Michael Radford’s Nineteen Eighty-Four (1984) is a brilliant adaptation of George Orwell’s novel. The film follows Winston Smith (John Hurt) as he struggles to find truth and meaning in the oppressive regime put forth by The Party and its leading figurehead: Big Brother. The Party is a totalitarian government which rules the people through consistent manipulation, withheld, distorted or falsified information and fear. Winston Smith himself works for The Party, as one of the people in charge of changing, editing, and rearranging the truth which was to be delivered to the public in accordance with Big Brother’s wishes. In doing so, The Party changes the population’s relation to truth itself: they come to understand reality as a shifting element and their own perceptions as untrustworthy. As such, the population becomes reliant on Big Brother to perceive the universe for itself, to become the eyes upon which their iconography relies. The added threat of war is an additional pressure which ensures that fear and mistrust are directed elsewhere: towards the clear, obvious, and immediate threat of the Other, as opposed to the inner realms of the community. This mental manipulation is of course made additionally obvious by the presence of the Thought Police, an organisation whose sole purpose is to catch so-called “thought-criminals”; individuals who have, in thought, betrayed The Party. Such is where the anarchist overtones of both the novel and the film shine through.
Anarchy is a far more nuanced political philosophy than its modern iterations may suggest: simply, it proposes that hierarchal power-structures are inherently poisonous and corrupt and that a population can only be free when rid of such systems. It does not suggest that there shouldn’t exist alternative organizational systems which could ensure the cohesive harmony of humankind. The anarchist philosophy is not necessarily a neoliberal one which seeks to remove government structures to implement complete independant, unrestrained rule of capitalism. An anarchist may for example, call for a form of true democracy, whereby all decisions are agreed upon by the entirety of the population, and hence restoring power to the masses as opposed to the elite. It is this very specific form of structured anarchism that Michael Radford’s Nineteen Eighty-Four can be considered to support.

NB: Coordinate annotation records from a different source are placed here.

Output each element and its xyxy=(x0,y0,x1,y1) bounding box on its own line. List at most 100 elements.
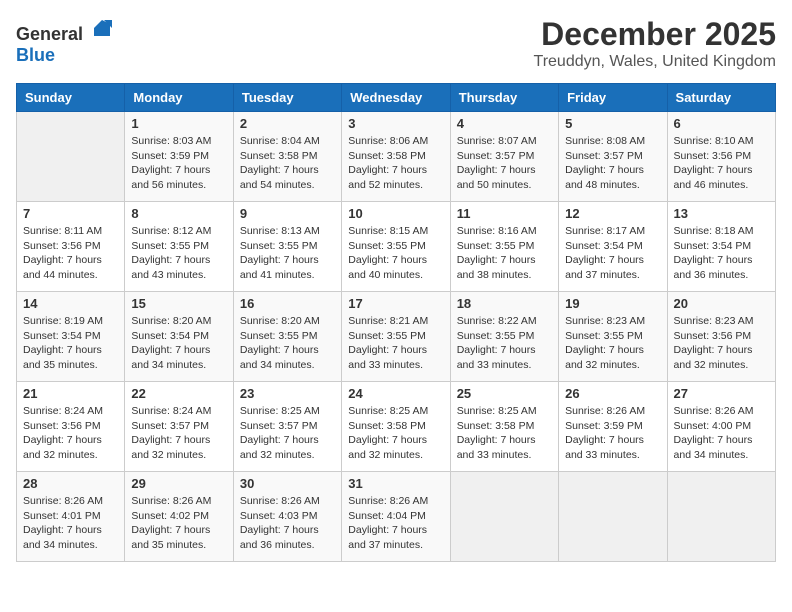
day-cell: 9 Sunrise: 8:13 AMSunset: 3:55 PMDaylight… xyxy=(233,202,341,292)
day-info: Sunrise: 8:16 AMSunset: 3:55 PMDaylight:… xyxy=(457,224,552,283)
day-cell: 4 Sunrise: 8:07 AMSunset: 3:57 PMDaylight… xyxy=(450,112,558,202)
day-number: 8 xyxy=(131,206,226,221)
day-number: 10 xyxy=(348,206,443,221)
day-number: 13 xyxy=(674,206,769,221)
day-cell: 25Sunrise: 8:25 AMSunset: 3:58 PMDayligh… xyxy=(450,382,558,472)
day-info: Sunrise: 8:26 AMSunset: 4:04 PMDaylight:… xyxy=(348,494,443,553)
day-cell: 30 Sunrise: 8:26 AMSunset: 4:03 PMDayligh… xyxy=(233,472,341,562)
day-info: Sunrise: 8:23 AMSunset: 3:55 PMDaylight:… xyxy=(565,314,660,373)
day-info: Sunrise: 8:25 AMSunset: 3:57 PMDaylight:… xyxy=(240,404,335,463)
day-number: 2 xyxy=(240,116,335,131)
day-info: Sunrise: 8:03 AMSunset: 3:59 PMDaylight:… xyxy=(131,134,226,193)
day-header-monday: Monday xyxy=(125,84,233,112)
day-cell: 13Sunrise: 8:18 AMSunset: 3:54 PMDayligh… xyxy=(667,202,775,292)
day-cell: 15 Sunrise: 8:20 AMSunset: 3:54 PMDayligh… xyxy=(125,292,233,382)
day-header-wednesday: Wednesday xyxy=(342,84,450,112)
page-header: General Blue December 2025 Treuddyn, Wal… xyxy=(16,16,776,71)
day-cell: 18 Sunrise: 8:22 AMSunset: 3:55 PMDayligh… xyxy=(450,292,558,382)
day-info: Sunrise: 8:11 AMSunset: 3:56 PMDaylight:… xyxy=(23,224,118,283)
logo-blue: Blue xyxy=(16,45,55,65)
week-row-5: 28Sunrise: 8:26 AMSunset: 4:01 PMDayligh… xyxy=(17,472,776,562)
day-cell: 10 Sunrise: 8:15 AMSunset: 3:55 PMDayligh… xyxy=(342,202,450,292)
logo-text: General Blue xyxy=(16,16,114,66)
day-info: Sunrise: 8:15 AMSunset: 3:55 PMDaylight:… xyxy=(348,224,443,283)
day-cell: 7 Sunrise: 8:11 AMSunset: 3:56 PMDaylight… xyxy=(17,202,125,292)
day-info: Sunrise: 8:26 AMSunset: 4:01 PMDaylight:… xyxy=(23,494,118,553)
day-number: 6 xyxy=(674,116,769,131)
day-number: 7 xyxy=(23,206,118,221)
day-number: 23 xyxy=(240,386,335,401)
day-info: Sunrise: 8:26 AMSunset: 4:02 PMDaylight:… xyxy=(131,494,226,553)
day-info: Sunrise: 8:24 AMSunset: 3:57 PMDaylight:… xyxy=(131,404,226,463)
header-row: SundayMondayTuesdayWednesdayThursdayFrid… xyxy=(17,84,776,112)
day-number: 5 xyxy=(565,116,660,131)
day-number: 18 xyxy=(457,296,552,311)
day-number: 30 xyxy=(240,476,335,491)
day-info: Sunrise: 8:21 AMSunset: 3:55 PMDaylight:… xyxy=(348,314,443,373)
week-row-2: 7 Sunrise: 8:11 AMSunset: 3:56 PMDaylight… xyxy=(17,202,776,292)
day-cell xyxy=(667,472,775,562)
day-info: Sunrise: 8:22 AMSunset: 3:55 PMDaylight:… xyxy=(457,314,552,373)
day-number: 15 xyxy=(131,296,226,311)
day-number: 27 xyxy=(674,386,769,401)
day-header-friday: Friday xyxy=(559,84,667,112)
title-block: December 2025 Treuddyn, Wales, United Ki… xyxy=(534,16,776,71)
day-cell: 23 Sunrise: 8:25 AMSunset: 3:57 PMDayligh… xyxy=(233,382,341,472)
day-number: 14 xyxy=(23,296,118,311)
day-info: Sunrise: 8:07 AMSunset: 3:57 PMDaylight:… xyxy=(457,134,552,193)
day-number: 20 xyxy=(674,296,769,311)
day-header-sunday: Sunday xyxy=(17,84,125,112)
day-info: Sunrise: 8:26 AMSunset: 4:03 PMDaylight:… xyxy=(240,494,335,553)
day-number: 11 xyxy=(457,206,552,221)
day-info: Sunrise: 8:25 AMSunset: 3:58 PMDaylight:… xyxy=(457,404,552,463)
day-number: 21 xyxy=(23,386,118,401)
day-cell: 26 Sunrise: 8:26 AMSunset: 3:59 PMDayligh… xyxy=(559,382,667,472)
logo: General Blue xyxy=(16,16,114,66)
day-cell: 31Sunrise: 8:26 AMSunset: 4:04 PMDayligh… xyxy=(342,472,450,562)
day-info: Sunrise: 8:20 AMSunset: 3:55 PMDaylight:… xyxy=(240,314,335,373)
day-number: 1 xyxy=(131,116,226,131)
day-cell: 12 Sunrise: 8:17 AMSunset: 3:54 PMDayligh… xyxy=(559,202,667,292)
day-number: 12 xyxy=(565,206,660,221)
day-cell: 1 Sunrise: 8:03 AMSunset: 3:59 PMDaylight… xyxy=(125,112,233,202)
logo-icon xyxy=(90,16,114,40)
day-number: 16 xyxy=(240,296,335,311)
day-number: 3 xyxy=(348,116,443,131)
day-info: Sunrise: 8:26 AMSunset: 4:00 PMDaylight:… xyxy=(674,404,769,463)
day-cell: 20Sunrise: 8:23 AMSunset: 3:56 PMDayligh… xyxy=(667,292,775,382)
day-cell: 19 Sunrise: 8:23 AMSunset: 3:55 PMDayligh… xyxy=(559,292,667,382)
day-info: Sunrise: 8:26 AMSunset: 3:59 PMDaylight:… xyxy=(565,404,660,463)
week-row-4: 21 Sunrise: 8:24 AMSunset: 3:56 PMDayligh… xyxy=(17,382,776,472)
day-cell: 21 Sunrise: 8:24 AMSunset: 3:56 PMDayligh… xyxy=(17,382,125,472)
day-number: 24 xyxy=(348,386,443,401)
day-info: Sunrise: 8:13 AMSunset: 3:55 PMDaylight:… xyxy=(240,224,335,283)
day-cell: 2 Sunrise: 8:04 AMSunset: 3:58 PMDaylight… xyxy=(233,112,341,202)
day-header-tuesday: Tuesday xyxy=(233,84,341,112)
day-cell: 24 Sunrise: 8:25 AMSunset: 3:58 PMDayligh… xyxy=(342,382,450,472)
day-info: Sunrise: 8:20 AMSunset: 3:54 PMDaylight:… xyxy=(131,314,226,373)
day-header-thursday: Thursday xyxy=(450,84,558,112)
day-number: 9 xyxy=(240,206,335,221)
day-number: 19 xyxy=(565,296,660,311)
day-cell: 17Sunrise: 8:21 AMSunset: 3:55 PMDayligh… xyxy=(342,292,450,382)
week-row-1: 1 Sunrise: 8:03 AMSunset: 3:59 PMDaylight… xyxy=(17,112,776,202)
day-info: Sunrise: 8:04 AMSunset: 3:58 PMDaylight:… xyxy=(240,134,335,193)
day-cell: 3Sunrise: 8:06 AMSunset: 3:58 PMDaylight… xyxy=(342,112,450,202)
day-info: Sunrise: 8:25 AMSunset: 3:58 PMDaylight:… xyxy=(348,404,443,463)
day-cell: 5Sunrise: 8:08 AMSunset: 3:57 PMDaylight… xyxy=(559,112,667,202)
day-number: 22 xyxy=(131,386,226,401)
day-cell xyxy=(17,112,125,202)
day-cell: 6 Sunrise: 8:10 AMSunset: 3:56 PMDaylight… xyxy=(667,112,775,202)
day-number: 4 xyxy=(457,116,552,131)
day-number: 26 xyxy=(565,386,660,401)
day-cell: 22 Sunrise: 8:24 AMSunset: 3:57 PMDayligh… xyxy=(125,382,233,472)
day-cell: 28Sunrise: 8:26 AMSunset: 4:01 PMDayligh… xyxy=(17,472,125,562)
day-number: 29 xyxy=(131,476,226,491)
calendar-table: SundayMondayTuesdayWednesdayThursdayFrid… xyxy=(16,83,776,562)
day-cell: 16 Sunrise: 8:20 AMSunset: 3:55 PMDayligh… xyxy=(233,292,341,382)
day-info: Sunrise: 8:24 AMSunset: 3:56 PMDaylight:… xyxy=(23,404,118,463)
day-info: Sunrise: 8:12 AMSunset: 3:55 PMDaylight:… xyxy=(131,224,226,283)
day-info: Sunrise: 8:17 AMSunset: 3:54 PMDaylight:… xyxy=(565,224,660,283)
day-info: Sunrise: 8:10 AMSunset: 3:56 PMDaylight:… xyxy=(674,134,769,193)
day-cell: 27 Sunrise: 8:26 AMSunset: 4:00 PMDayligh… xyxy=(667,382,775,472)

The presumption is drawn at its very source, from the film’s approach to governmental organisations. The Party, and Big Brother are controlling and surveilling the masses for their own benefits – which is to say, in order to remain at the very summit of the societal hierarchy. However, where a different film may have called to subvert the organisation through supplanting it, Nineteen Eighty-Four presents us with a resistance, which later revealed to be under Big Brother’s thumb. One may therefore draw from the film the conclusion that all forms of government are inherently corrupted, working to present opposing ideas as a front for their ulterior motives. This is additionally supported by the fact that the only truly free people seem to be the proletarians: a group living essentially outside of society, in poverty, but following their own rules as opposed to those imposed by the government. They live in an anarchistic system, completely disenfranchised and treated like animals, but espite this, they are the only people who appear to have found happiness within their situation. They have claimed a form of truthfulness, expressed semiotically through the integration of the proletarian woman’s song and Winston’s final understanding and appreciation of it, once he has broken free of the mental chain works of The Party.
It is hence relevant to shine a light on the way in which the film portrays both the happiness of the proletarians, and the love between Winston and the mysterious Julia (Suzanna Hamilton), as acts of rebellion. This is important, due in large part to the way in which The Party uses fear (the constant threat of war) and hope (the constant reassurance that the end of the war is near) in order to keep the population in a state of docility. If a population is fearful, it is easier to convince them of the necessity of their difficult situation, but hopelessness leads to desperation, which in turn leads to rebellion. A careful balance of hope and fear are needed to maintain the idea that the individual has a need for Big Brother and the policies of The Party, and that their own thoughts and feelings are misleading. By loving outside of the system, and finding happiness within oneself, individuals gain assurance of the truth and of their own independence. If the individual is only truly free when he is at peace with himself and trusting of the truth of his interpretation and critical thinking, then any major controlling force (such as the government) becomes, in and of itself, anti-human.
Love is anarchy. Unless it isn’t.
You should probably make up your own mind.